Existen sólidas evidencias experimentales sobre la existencia de los quarks y de los gluones, denominados de forma común como partones. En las colisiones de alta energía que producen quarks libres de tercera o segunda generación, éstos se hadronizan de forma casi instantánea, formando mesones y bariones, que decaen de forma sucesiva en chorros (jets) de otros mesones y bariones de menor masa, hasta que al final solo quedan quarks de la primera generación. En las colisiones electrón-positrón a alta energía se ha demostrado que el número relativo de sucesos e+e → 2 jets, y e+e →  3 jets coincide con la proporción predicha por la QCD para los procesos e+e → qq, y e+e → qqg, donde q representa un quark, q su correspondiente antiquark y g un gluón.

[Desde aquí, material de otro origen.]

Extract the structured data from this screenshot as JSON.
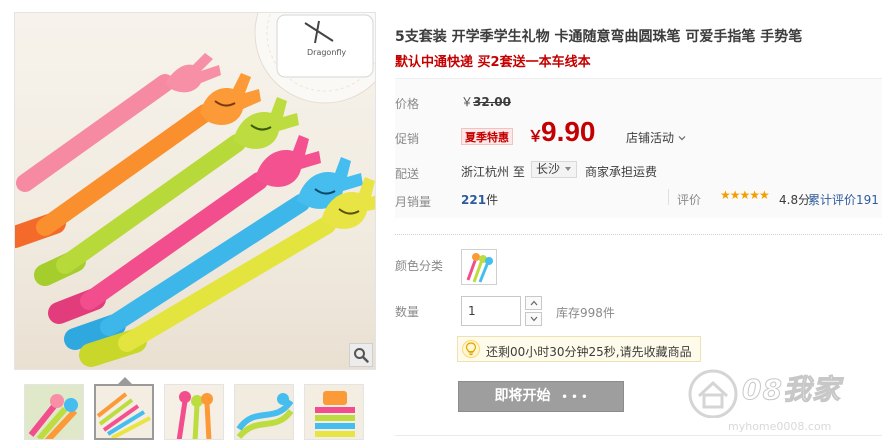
{
  "product": {
    "title": "5支套装 开学季学生礼物 卡通随意弯曲圆珠笔 可爱手指笔 手势笔",
    "subtitle": "默认中通快递 买2套送一本车线本"
  },
  "image": {
    "mug_text": "Dragonfly"
  },
  "price": {
    "label": "价格",
    "currency": "￥",
    "original": "32.00"
  },
  "promo": {
    "label": "促销",
    "tag": "夏季特惠",
    "currency": "￥",
    "value": "9.90",
    "shop_activity": "店铺活动"
  },
  "shipping": {
    "label": "配送",
    "from": "浙江杭州 至",
    "to": "长沙",
    "fee": "商家承担运费"
  },
  "sales": {
    "label": "月销量",
    "count": "221",
    "unit": "件",
    "review_label": "评价",
    "stars": "★★★★★",
    "score": "4.8分",
    "review_link": "累计评价191"
  },
  "color": {
    "label": "颜色分类"
  },
  "quantity": {
    "label": "数量",
    "value": "1",
    "stock": "库存998件"
  },
  "countdown": {
    "text": "还剩00小时30分钟25秒,请先收藏商品"
  },
  "buy_button": {
    "label": "即将开始",
    "dots": "• • •"
  },
  "watermark": {
    "big": "08我家",
    "small": "myhome0008.com"
  },
  "colors": {
    "accent_red": "#c40000",
    "link_blue": "#2d5b9f",
    "button_gray": "#9e9e9e"
  }
}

QCD presenta una escala fundamental, ΛQCD ≈ 250 MeV = 0,25 GeV (como un cuarto de la masa de un protón), que separa su régimen perturbativo (procesos de producción de jets a altas energías) y no perturbativo (procesos hadrónicos). Relacionadas con esta escala aparecen dos propiedades fundamentales de la QCD: el confinamiento y la libertad asintótica. La primera de estas propiedades, de naturaleza no perturbativa (asociada a energías inferiores a ΛQCD), explicaría porque los quarks no han sido observados nunca como partículas libres, solo se observarían en la Naturaleza agrupaciones de quark y gluones cuya carga neta de color sea nula (los hadrones); agrupaciones con tres colores básicos (rojo-verde-azul) o tres anticolores básicos (celeste-rosado-amarillo), llamadas bariones, o agrupaciones con un color y un anticolor (como rojo-antirrojo o rojo-celeste). La propiedad de confinamiento nunca se ha probado de forma rigurosa a partir de QCD, pero existen resultados obtenidos a partir de simulaciones por odenador de la QCD en redes (lattice QCD), en la que se discretiza el espacio-tiempo, que apuntan claramente en esta dirección. Por otra parte, en los años 1970 varios investigadores, como ´t Hooft, Politzer, Gross y Wilczek, demostraron que la intensidad de la interacción entre quarks y gluones decrece a cortas distancias (menores de 1 fm), o energías superiores a ΛQCD. Gracias a esta propiedad, llamada libertad asintótica, se pueden realizar cálculos en QCD usando técnicas perturbativas y se pueden predecir las propiedades de los quarks de segunda y, sobre todo, tercera generación.